An educational birthday of Hyderabad’s Nizam — Mukarram Jah
Hyderabad: Birthdays are usually noisy affairs —filled with festoons, cakes, feasts and a round of applause. If the person is historically significant, then the bash gets bigger and louder. However, nothing of that sort happened on the 86th birth anniversary of Nawab Mir Barkath Ali Khan Bahadur Walashan, popularly known as Mukarram Jah Bahadur. His birthday was quietly celebrated in absentia at the sprawling Purani Haveli on Sunday. The traditional birthday cake was also missing. Instead, the occasion was used to stress the importance of education and educators.
Departing customary celebrations, the Mukarram Jah Trust for Education and Learning re-dedicated itself to providing quality education to the 3,000-odd children studying in the premises.
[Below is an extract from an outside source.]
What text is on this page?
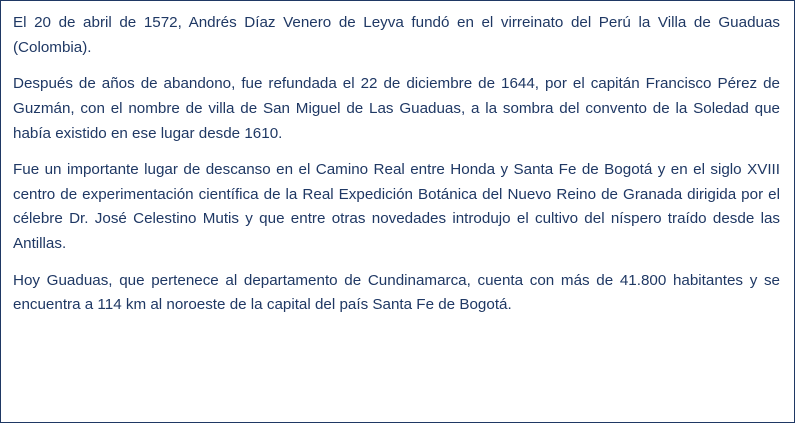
El 20 de abril de 1572, Andrés Díaz Venero de Leyva fundó en el virreinato del Perú la Villa de Guaduas (Colombia).

Después de años de abandono, fue refundada el 22 de diciembre de 1644, por el capitán Francisco Pérez de Guzmán, con el nombre de villa de San Miguel de Las Guaduas, a la sombra del convento de la Soledad que había existido en ese lugar desde 1610.

Fue un importante lugar de descanso en el Camino Real entre Honda y Santa Fe de Bogotá y en el siglo XVIII centro de experimentación científica de la Real Expedición Botánica del Nuevo Reino de Granada dirigida por el célebre Dr. José Celestino Mutis y que entre otras novedades introdujo el cultivo del níspero traído desde las Antillas.

Hoy Guaduas, que pertenece al departamento de Cundinamarca, cuenta con más de 41.800 habitantes y se encuentra a 114 km al noroeste de la capital del país Santa Fe de Bogotá.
For Mukarram Jah, the titular Nizam of Hyderabad, Purani Haveli was very dearest since the sixth and seventh Nizams were born here. After his coronation as the eight Nizam in 1967, he gave away the picturesque palace for setting up educational institutions. So in tune with his wishes, the trustees chose to highlight the importance of education to mark his birth anniversary.
Massarth Mahal, one of the seven beautiful palaces in the Purani Haveli complex, was the venue for the celebrations. The high ceiling edifice echoed with poems sung in praise of Prince Mukarram Jah. Having renovated five palaces, the trust is now in the process of sprucing up Massarth Mahal. “The renovation will be completed in the next few months,” said MA Faiz Khan, a trustee.
Mir Asghar Hussain, former UNESCO Director, said education for sustainable development is the need of the hour. Teachers should learn to know, learn to do, learn to live together and encourage critical thinking among students. Televised teaching can never replace chalk and blackboard. “Teachers should constantly upgrade their skills and keep pace with technology,” he told educators.
Throwing light on Mukarram Jah, Hussain said the prince was brilliant and could have made an ideal professor, had he not been a member of the royal family. The prince who lives in relative anonymity in Istanbul loves to do farming and fiddle with motor mechanisms. Hussain recalled how Mukarram Jah drove from his Barkat Villa residence to meet his ailing mother, Mehrunnisa Begum, during the 1960s. “The prince used to carry food for my mother. I can’t forget his generosity,” said Hussain, who is the grandson of Nawab Fakhrul Mulk, builder of Errum Manzil.
The erstwhile rulers did their best to promote education and culture, which are inseparable. Now, it is for the posterity to protect the rich and varied cultural heritage of Hyderabad, Hussain said.